Dasya menatap Raka. Lebih baik ia menatap Raka daripada ia menatap Ezra dan kembali bersedih karena mengabaikan kekasihnya.

"Pulang, Das. Udah malem. Angin malam gak baik buat kamu." Ezra berjongkok di hadapan Dasya sambil menyelipkan rambut Dasya yang menutupi wajahnya.

Raka merasa sesak ketika Ezra begitu tulus membujuk Dasya. Selama ini ia tidak salah mencoba merelakan Dasya pada Ezra. Pemuda itu mencari Dasya sampai keringat di wajahnya begitu ketara.

Tangannya mengepal. Ia bukan siapa-siapanya Dasya lagi sekarang. Tapi, ia masih berada di sini untuk memastikan Dasya aman.

"Ayo ke Xenodermus. Lo bakal aman disana." kali ini Raka menarik paksa Dasya hingga terbangun dari duduknya. Gadis itu terkejut bukan main. Pergelangan tangannya sakit karena Raka menariknya dengan tiba-tiba.

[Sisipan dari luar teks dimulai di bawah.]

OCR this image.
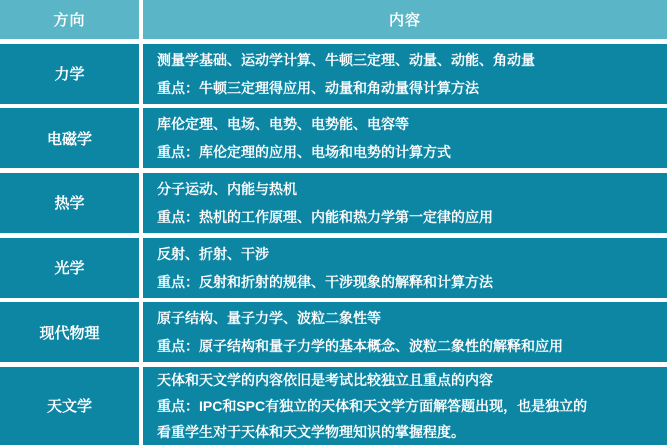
方向	内容
力学
测量学基础、运动学计算、牛顿三定理、动量、动能、角动量
重点：牛顿三定理得应用、动量和角动量得计算方法
电磁学
库伦定理、电场、电势、电势能、电容等
重点：库伦定理的应用、电场和电势的计算方式
热学
分子运动、内能与热机
重点：热机的工作原理、内能和热力学第一定律的应用
光学
反射、折射、干涉
重点：反射和折射的规律、干涉现象的解释和计算方法
现代物理
原子结构、量子力学、波粒二象性等
重点：原子结构和量子力学的基本概念、波粒二象性的解释和应用
天文学
天体和天文学的内容依旧是考试比较独立且重点的内容
重点：IPC和SPC有独立的天体和天文学方面解答题出现，也是独立的
看重学生对于天体和天文学物理知识的掌握程度。
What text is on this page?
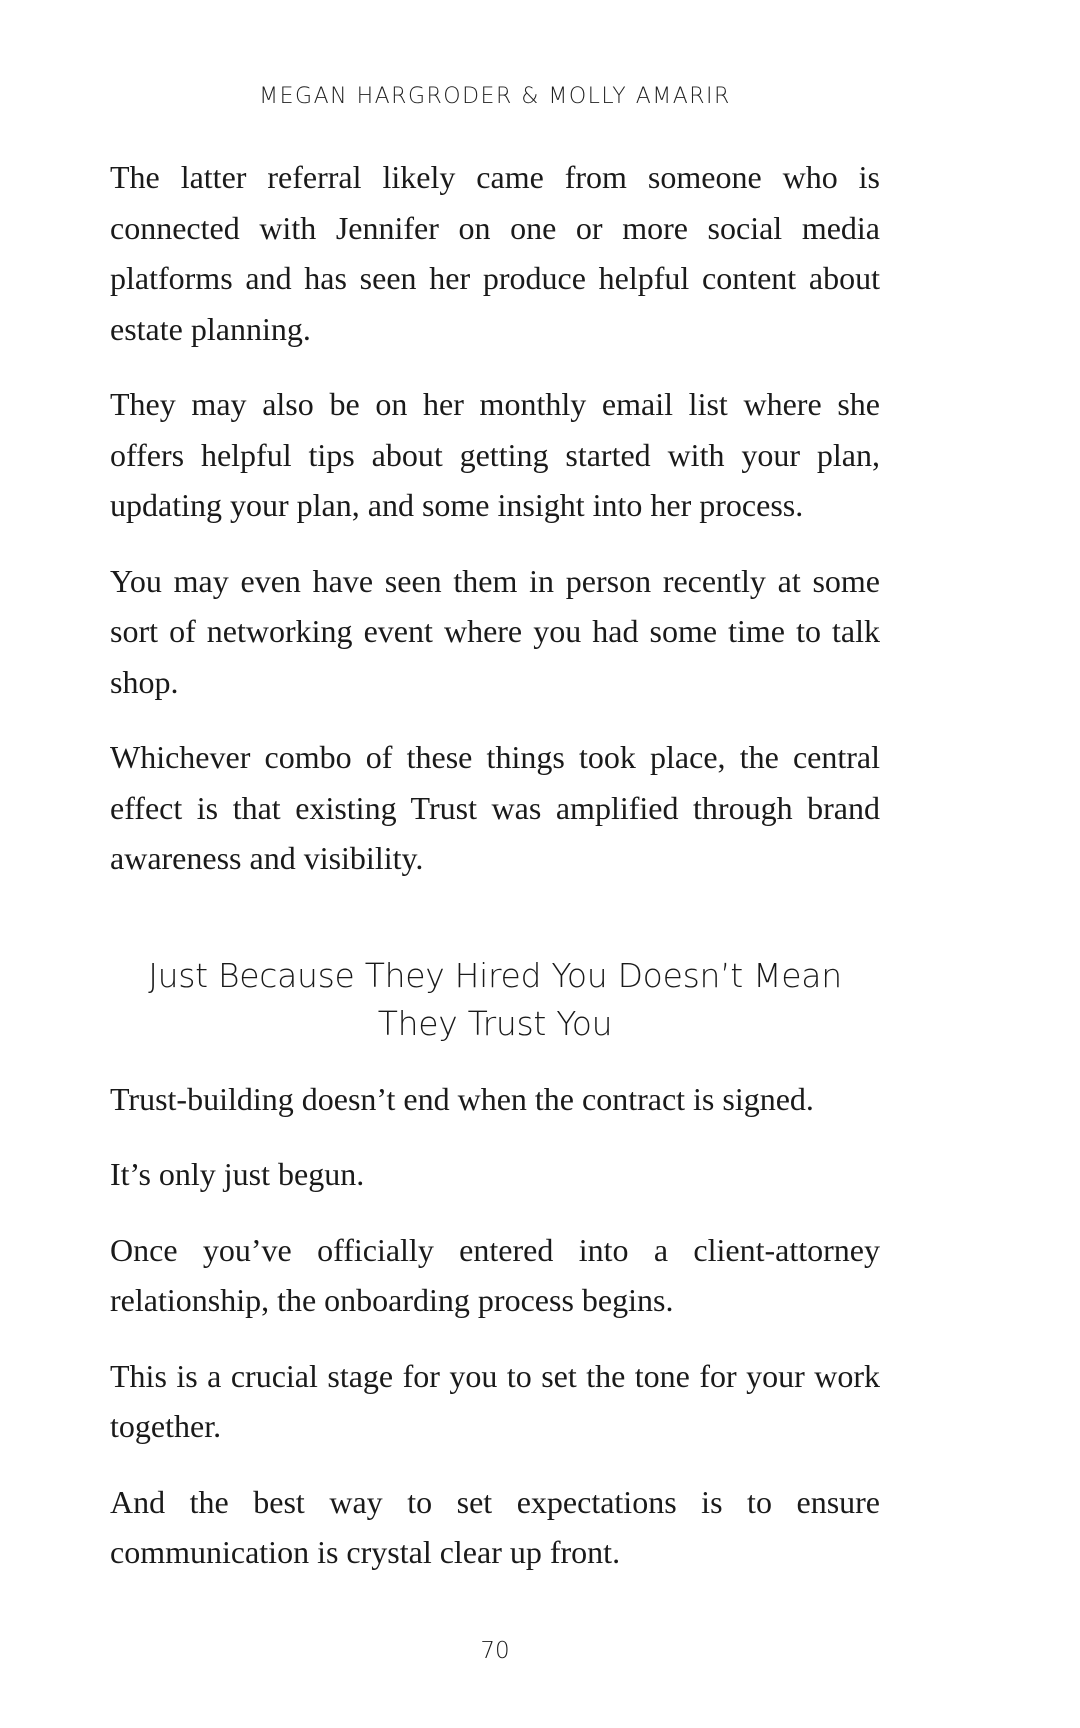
MEGAN HARGRODER & MOLLY AMARIR

The latter referral likely came from someone who is connected with Jennifer on one or more social media platforms and has seen her produce helpful content about estate planning.

They may also be on her monthly email list where she offers helpful tips about getting started with your plan, updating your plan, and some insight into her process.

You may even have seen them in person recently at some sort of networking event where you had some time to talk shop.

Whichever combo of these things took place, the central effect is that existing Trust was amplified through brand awareness and visibility.

Just Because They Hired You Doesn’t Mean They Trust You

Trust-building doesn’t end when the contract is signed.

It’s only just begun.

Once you’ve officially entered into a client-attorney relationship, the onboarding process begins.

This is a crucial stage for you to set the tone for your work together.

And the best way to set expectations is to ensure communication is crystal clear up front.

70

Ezra mendorong dada Raka. Ia tidak suka caranya Raka memperlakukan gadisnya seperti itu. "Cewek gue kesakitan, lepasin gak?"

"Ini udah malem, dia harus tidur. Kali ini lo gak bisa ngebantu dia." Raka melepas tangan Ezra yang menahan pergelangan Dasya.

"Lo sekarang miskin. Mana bisa lo ngebantu Dasya? Lo mau ngajak Dasya pulang ke rumahnya yang kaya neraka itu?" tanya Raka.

Ezra memukul rahang Raka. Meskipun ucapan Raka benar sekalipun ia tetap tidak menyukainya. Ia akan tetap memberikan Dasya yang terbaik.

Melihat darah segar keluar dari sudut bibirnya, Raka juga langsung membalas memukul Ezra. Rasanya Dasya ingin melerai mereka berdua, tapi ia sedang sibuk untuk berdiri kokoh. Matanya buram. Bukan, bukan karena air mata, melainkan kesadarannya yang akan segera menghilang.

"Stop." Dasya berhasil mengeluarkan suaranya. Namun, suaranya begitu kecil, ia seperti sedang berbisik. Tangannya memegang kepalanya. Ia sudah tidak dapat menahannya.

'Bruk'

Jatuhnya Dasya membuat mereka tersadar. Keduanya yang saling memegang kerah itu langsung menghampiri Dasya.

Raka dengan cepat menggendong Dasya. "Tolong! untuk kali ini, biarin Dasya sama gue lagi."

"Dia aman sama gue." Raka meyakinkan Ezra.

Ezra mengangguk meski dengan ragu. "Aku gagal ngerawat kamu lagi, Das."